15 Temmuz sonrası Türkiye’den şimdiye kadar 100 kişi AİHM’ye başvurdu. AİHM’de 15 Temmuz nedeniyle iş yükünün artacağı endişesi hakim. AİHM’den çıkacak ilk karar emsal teşkil edecek.
Türkiye’de 15 Temmuz darbe girişimi sonrası gözaltına alınan veya tutuklananlara Avrupa İnsan Hakları Mahkemesi (AİHM) yolu açık mı? Bu bireyler Türkiye’de iç hukuk yollarını tüketmeden Strasbourg Mahkemesi’ne başvuruda bulunabilir mi? AİHM’ne ilk başvurular gelmeye başladı, ancak Strasbourg yargıçlarının bu başvurulara olumlu yanıt vereceğinin güvencesi yok.

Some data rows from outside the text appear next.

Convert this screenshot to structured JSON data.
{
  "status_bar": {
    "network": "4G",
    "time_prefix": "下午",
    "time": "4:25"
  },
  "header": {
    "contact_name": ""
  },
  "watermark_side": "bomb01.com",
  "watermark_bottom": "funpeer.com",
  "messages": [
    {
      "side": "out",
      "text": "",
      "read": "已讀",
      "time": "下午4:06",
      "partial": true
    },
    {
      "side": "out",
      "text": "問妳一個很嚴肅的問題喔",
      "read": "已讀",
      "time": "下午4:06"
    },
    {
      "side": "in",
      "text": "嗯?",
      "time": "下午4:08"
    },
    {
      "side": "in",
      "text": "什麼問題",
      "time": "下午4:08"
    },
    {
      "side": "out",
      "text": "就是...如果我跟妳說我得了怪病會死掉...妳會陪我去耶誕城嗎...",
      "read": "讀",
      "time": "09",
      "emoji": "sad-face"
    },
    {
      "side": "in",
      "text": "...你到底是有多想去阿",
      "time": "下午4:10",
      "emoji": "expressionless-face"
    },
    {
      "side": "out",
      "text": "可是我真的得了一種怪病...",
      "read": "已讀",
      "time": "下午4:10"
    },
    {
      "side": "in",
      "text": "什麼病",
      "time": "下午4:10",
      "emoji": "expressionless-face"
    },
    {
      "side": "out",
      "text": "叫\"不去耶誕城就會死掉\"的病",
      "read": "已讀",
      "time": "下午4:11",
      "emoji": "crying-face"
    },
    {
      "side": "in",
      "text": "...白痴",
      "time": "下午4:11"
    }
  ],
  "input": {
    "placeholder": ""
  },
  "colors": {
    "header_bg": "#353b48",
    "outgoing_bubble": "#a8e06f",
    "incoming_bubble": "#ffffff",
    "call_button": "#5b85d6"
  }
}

100’ü aşkın 15 Temmuz başvurusu
15 Temmuz sonrası “mağdur” oldukları gerekçesiyle bugüne kadar yaklaşık 100 kişi AİHM’ye başvurdu. AİHM’nin gündemine taşınan şikayetlerden birini “pilot başvuru” olarak seçip, kabul edilebilirliği hakkında bu yıl sonundan önce diğer şikayetler için de örnek teşkil edecek bir karar açıklaması bekleniyor.
Mahkemenin bu başvuruları nasıl ele alacağı merak konusu. Asıl merak edilen ise AİHM’nin bu başvuruları Türkiye’de iç hukuk yolları tüketilmeden, yani bu kişiler ulusal yargı önünde yargılanmadan kabul edip etmeyeceği. Strasbourg’daki genel beklenti AİHM’nin bu başvuruları “iç hukuk yolları tüketilmediği” gerekçesiyle geri göndereceği ya da Ankara’ya mesajlar vererek “kısmen” kabul edebileceği yönünde. Strasbourg yargıçları Ergenekon ve Balyoz davalarında benzer bir yol izlemişti.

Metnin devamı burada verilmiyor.